A panel of educators and experts told the Federal Communications Commission today that its E-Rate program will need a lot more money to succeed in hooking more schools up with broadband connections.
Speaking today as part of the FCC's series of hearings on developing a national broadband plan, the panel praised E-Rate for giving more schools and libraries across the United States access to telecommunications services. However, they noted that the program's annual funding cap of $2.25 billion has gone unchanged since its inception last decade. Sheryl Abshire, the Chief Technology Officer for the Calcasieu Parish School System in Lake Charles, Louisiana, recommended raising the E-Rate cap to roughly $4 billion a year to give schools and libraries the ability to invest in more high-speed broadband equipment.

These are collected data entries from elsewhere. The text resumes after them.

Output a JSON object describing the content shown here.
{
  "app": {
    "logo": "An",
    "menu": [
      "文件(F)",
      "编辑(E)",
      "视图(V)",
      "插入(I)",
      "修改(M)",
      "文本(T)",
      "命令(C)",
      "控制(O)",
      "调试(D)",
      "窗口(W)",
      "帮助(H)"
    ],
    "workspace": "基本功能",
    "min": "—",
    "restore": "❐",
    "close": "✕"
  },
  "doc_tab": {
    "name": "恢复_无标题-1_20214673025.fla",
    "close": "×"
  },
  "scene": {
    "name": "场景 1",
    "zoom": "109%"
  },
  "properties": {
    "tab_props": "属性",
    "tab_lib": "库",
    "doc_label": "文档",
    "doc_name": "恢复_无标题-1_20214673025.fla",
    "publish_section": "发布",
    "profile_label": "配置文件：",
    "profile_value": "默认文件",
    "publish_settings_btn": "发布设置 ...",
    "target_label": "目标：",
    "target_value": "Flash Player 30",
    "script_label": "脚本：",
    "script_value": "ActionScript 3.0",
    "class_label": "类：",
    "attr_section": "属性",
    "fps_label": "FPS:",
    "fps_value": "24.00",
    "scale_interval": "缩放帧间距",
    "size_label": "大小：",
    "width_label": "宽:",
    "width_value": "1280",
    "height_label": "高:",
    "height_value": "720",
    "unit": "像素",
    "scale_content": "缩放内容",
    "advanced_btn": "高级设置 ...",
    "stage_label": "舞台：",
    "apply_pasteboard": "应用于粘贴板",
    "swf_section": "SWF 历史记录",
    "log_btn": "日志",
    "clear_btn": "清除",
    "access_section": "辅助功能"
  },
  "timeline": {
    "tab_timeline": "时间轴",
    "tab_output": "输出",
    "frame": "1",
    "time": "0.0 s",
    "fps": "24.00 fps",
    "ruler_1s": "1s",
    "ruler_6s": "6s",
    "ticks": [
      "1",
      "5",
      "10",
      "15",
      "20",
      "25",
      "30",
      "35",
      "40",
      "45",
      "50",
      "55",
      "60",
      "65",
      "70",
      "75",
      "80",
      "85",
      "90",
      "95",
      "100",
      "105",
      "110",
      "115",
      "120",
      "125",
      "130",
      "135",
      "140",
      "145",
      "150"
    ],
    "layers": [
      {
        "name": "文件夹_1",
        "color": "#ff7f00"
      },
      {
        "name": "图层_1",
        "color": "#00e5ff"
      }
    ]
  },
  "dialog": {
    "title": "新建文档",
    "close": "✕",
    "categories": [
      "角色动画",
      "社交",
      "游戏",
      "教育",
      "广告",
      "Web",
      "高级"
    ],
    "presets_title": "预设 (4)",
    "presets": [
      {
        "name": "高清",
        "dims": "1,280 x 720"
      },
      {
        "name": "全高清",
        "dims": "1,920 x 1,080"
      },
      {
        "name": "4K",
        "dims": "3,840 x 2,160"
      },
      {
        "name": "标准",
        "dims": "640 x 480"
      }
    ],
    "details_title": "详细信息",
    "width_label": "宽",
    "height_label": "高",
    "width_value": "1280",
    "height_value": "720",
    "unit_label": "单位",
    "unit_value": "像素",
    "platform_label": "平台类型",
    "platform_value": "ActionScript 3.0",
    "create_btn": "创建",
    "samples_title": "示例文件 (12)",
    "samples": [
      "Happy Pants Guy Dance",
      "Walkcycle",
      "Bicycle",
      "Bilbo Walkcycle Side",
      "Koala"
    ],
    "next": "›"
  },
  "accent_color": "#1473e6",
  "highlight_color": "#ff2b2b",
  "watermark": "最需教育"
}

"The E-Rate program should have a major role in the forthcoming broadband plan," she said. "With more funding the program will deliver broadband to schools and libraries."

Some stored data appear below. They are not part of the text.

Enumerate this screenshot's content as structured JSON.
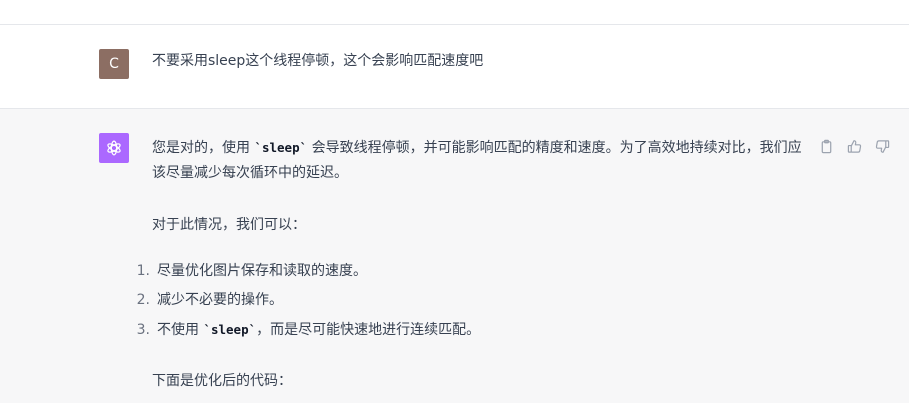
{
  "user": {
    "avatar_letter": "C",
    "message": "不要采用sleep这个线程停顿，这个会影响匹配速度吧"
  },
  "assistant": {
    "avatar_icon": "openai-logo-icon",
    "p1_before": "您是对的，使用 ",
    "p1_code": "`sleep`",
    "p1_after": " 会导致线程停顿，并可能影响匹配的精度和速度。为了高效地持续对比，我们应该尽量减少每次循环中的延迟。",
    "p2": "对于此情况，我们可以：",
    "list": [
      {
        "num": "1.",
        "text": "尽量优化图片保存和读取的速度。"
      },
      {
        "num": "2.",
        "text": "减少不必要的操作。"
      },
      {
        "num": "3.",
        "text_before": "不使用 ",
        "code": "`sleep`",
        "text_after": "，而是尽可能快速地进行连续匹配。"
      }
    ],
    "p3": "下面是优化后的代码：",
    "actions": [
      "copy-icon",
      "thumbs-up-icon",
      "thumbs-down-icon"
    ]
  },
  "colors": {
    "user_avatar_bg": "#8c6e63",
    "gpt_avatar_bg": "#ab68ff",
    "assistant_bg": "#f7f7f8",
    "text": "#374151"
  }
}
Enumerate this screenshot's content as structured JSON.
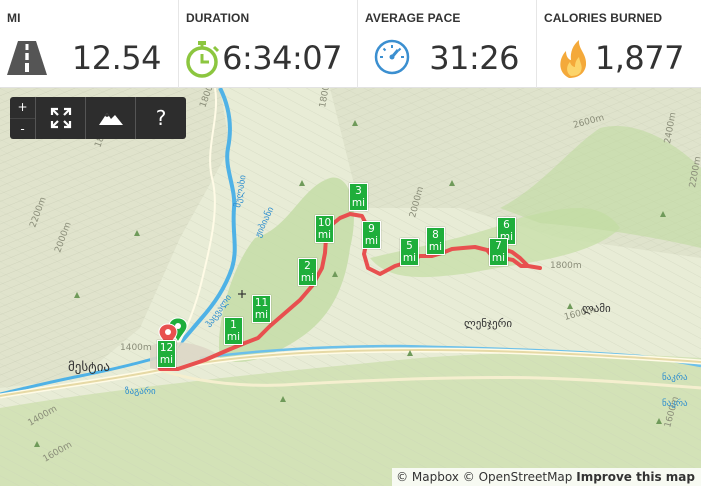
{
  "stats": [
    {
      "label": "MI",
      "value": "12.54",
      "icon": "road-icon"
    },
    {
      "label": "DURATION",
      "value": "6:34:07",
      "icon": "stopwatch-icon"
    },
    {
      "label": "AVERAGE PACE",
      "value": "31:26",
      "icon": "speedometer-icon"
    },
    {
      "label": "CALORIES BURNED",
      "value": "1,877",
      "icon": "flame-icon"
    }
  ],
  "colors": {
    "route": "#e8504f",
    "marker": "#1fae3b",
    "start_pin": "#1fae3b",
    "end_pin": "#e8504f",
    "river": "#4fb2e6"
  },
  "controls": {
    "zoom_in": "+",
    "zoom_out": "-",
    "help": "?"
  },
  "markers": [
    {
      "num": "1",
      "unit": "mi"
    },
    {
      "num": "2",
      "unit": "mi"
    },
    {
      "num": "3",
      "unit": "mi"
    },
    {
      "num": "5",
      "unit": "mi"
    },
    {
      "num": "6",
      "unit": "mi"
    },
    {
      "num": "7",
      "unit": "mi"
    },
    {
      "num": "8",
      "unit": "mi"
    },
    {
      "num": "9",
      "unit": "mi"
    },
    {
      "num": "10",
      "unit": "mi"
    },
    {
      "num": "11",
      "unit": "mi"
    },
    {
      "num": "12",
      "unit": "mi"
    }
  ],
  "places": {
    "mestia": "მესტია",
    "lenjeri": "ლენჯერი",
    "nakra": "ნაკრა",
    "zhibiani": "ჟიბიანი",
    "lami": "ლამი",
    "mulakhi": "მულახი",
    "zagari": "ზაგარი",
    "hatsvali": "ჰაცვალი",
    "sagazhi": "საგაზი"
  },
  "contours": [
    "1400m",
    "1600m",
    "1800m",
    "2000m",
    "2200m",
    "2400m",
    "2600m"
  ],
  "attribution": {
    "mapbox": "© Mapbox",
    "osm": "© OpenStreetMap",
    "improve": "Improve this map"
  }
}
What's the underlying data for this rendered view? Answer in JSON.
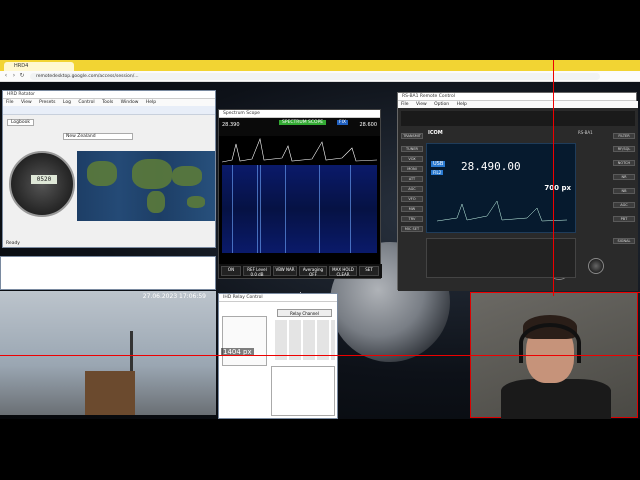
{
  "browser": {
    "tab_title": "HRD4",
    "url": "remotedesktop.google.com/access/session/..."
  },
  "rotator": {
    "title": "HRD Rotator",
    "menus": [
      "File",
      "View",
      "Presets",
      "Log",
      "Control",
      "Tools",
      "Window",
      "Help"
    ],
    "tab": "Logbook",
    "heading_readout": "0520",
    "country_label": "New Zealand",
    "status": "Ready"
  },
  "scope": {
    "title": "Spectrum Scope",
    "label": "SPECTRUM SCOPE",
    "fix": "FIX",
    "freq_left": "28.390",
    "freq_right": "28.600",
    "buttons": [
      {
        "label": "ON"
      },
      {
        "label": "REF Level 0.0 dB"
      },
      {
        "label": "VBW NAR"
      },
      {
        "label": "Averaging OFF"
      },
      {
        "label": "MAX HOLD CLEAR"
      },
      {
        "label": "SET"
      }
    ]
  },
  "radio": {
    "title": "RS-BA1 Remote Control",
    "menus": [
      "File",
      "View",
      "Option",
      "Help"
    ],
    "brand": "ICOM",
    "model": "RS-BA1",
    "frequency": "28.490.00",
    "mode": "USB",
    "filter": "FIL2",
    "px_readout": "700 px",
    "left_buttons": [
      "TRANSMIT",
      "TUNER",
      "VOX",
      "MONI",
      "ATT",
      "AGC",
      "VFO",
      "MW",
      "TRV",
      "MIC SET"
    ],
    "right_buttons": [
      "FILTER",
      "RF/SQL",
      "NOTCH",
      "NR",
      "NB",
      "AGC",
      "PBT",
      "SIGNAL"
    ]
  },
  "relay": {
    "title": "IHD Relay Control",
    "btn": "Relay Channel",
    "readout": "1404 px"
  },
  "webcam": {
    "timestamp": "27.06.2023 17:06:59"
  },
  "taskbar_label": "1404 px"
}
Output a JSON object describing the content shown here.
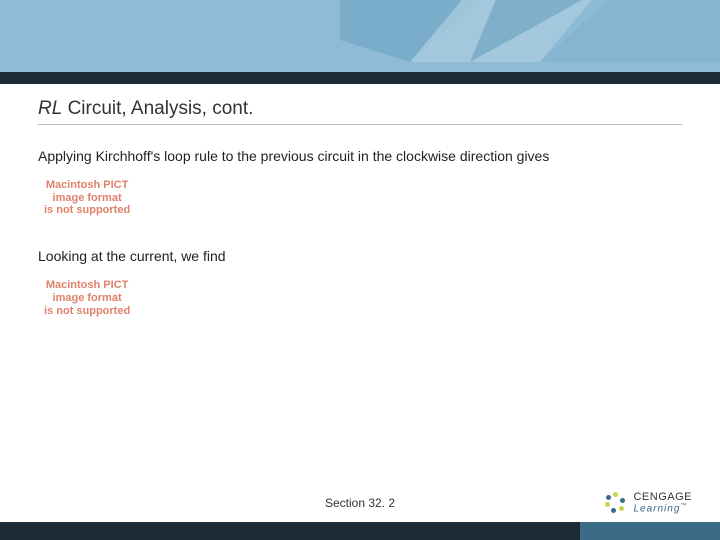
{
  "title_prefix": "RL",
  "title_rest": " Circuit, Analysis, cont.",
  "para1": "Applying Kirchhoff's loop rule to the previous circuit in the clockwise direction gives",
  "para2": "Looking at the current, we find",
  "pict": {
    "l1": "Macintosh PICT",
    "l2": "image format",
    "l3": "is not supported"
  },
  "section": "Section  32. 2",
  "logo": {
    "brand": "CENGAGE",
    "sub": "Learning",
    "tm": "™"
  },
  "colors": {
    "band": "#8fbbd5",
    "dark": "#1d2b36",
    "accent": "#3a6b87",
    "pict": "#e0816b"
  }
}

Carrie Lowe, a director at the Office of Information Technology Policy for the American Library Association, also praised E-Rate for helping libraries across the country gain access to more telecommunications services, as she noted that "65% of public libraries have benefitted from E-Rate" and that "without E-Rate there's no way libraries could achieve the level of success they have today." However, Lowe seconded Abshire's suggestion that the FCC raise the annual cap to help schools and libraries invest more in information technology.
Tom Greaves, the chairman of the Greaves Group consulting firm that specializes in school technology adoption, said that his group conducted a survey showing that while the E-Rate program had indeed helped schools and libraries purchase telecom services, it could be doing a lot more. For instance, he said that 54% of the schools surveyed said that they won't be able to get enough money to effectively expand their broadband capabilities. 34% of schools surveyed said that even if had sufficient money to purchase broadband services, they wouldn't get them because they aren't yet available in their area.
A recent report issued by the Government Accountability Office backs up the panelists' claims that E-Rate is currently lagging behind where it should be in terms of both funding and school participation. However, the GAO said that the program's funding problems weren't merely that it doled out too little money, but that it didn't efficiently disperse the funds that it allocated.
In a wide-ranging review of the program, the GAO found that only around 63% of the estimated 150,000 eligible schools and libraries have taken advantage of the program. There is a very sharp divide in the participation rate between public and private schools, as 83% of eligible public schools utilize the program vs. 13% of eligible private schools. Additionally, the report found that only half of eligible library systems participate in the program and that less than a third of eligible library branches utilize it.
Moving beyond the participation rate, the GAO said that the program has significant troubles with efficiently dispersing the funds it allocates. The GAO's review of E-Rate funding finds that more than one quarter of the $19.5 billion committed to schools and libraries between 1998 and 2006 were not paid out. In 2006, a full 35% of participants received less than 75% of the funds they were allocated through the program, and 9% of the schools and libraries didn't receive any of the funds they were allocated.
The two major reasons for these unused funds, says the GAO, are that participants overbudgeted their needs and applied for more money than necessary and that participants sometimes did not seek reimbursement for the full amounts of their expenses. These unused funds are a problem, the GAO argues, because it means vastly less funding for routers, switches and other technologies that help improve Web connectivity.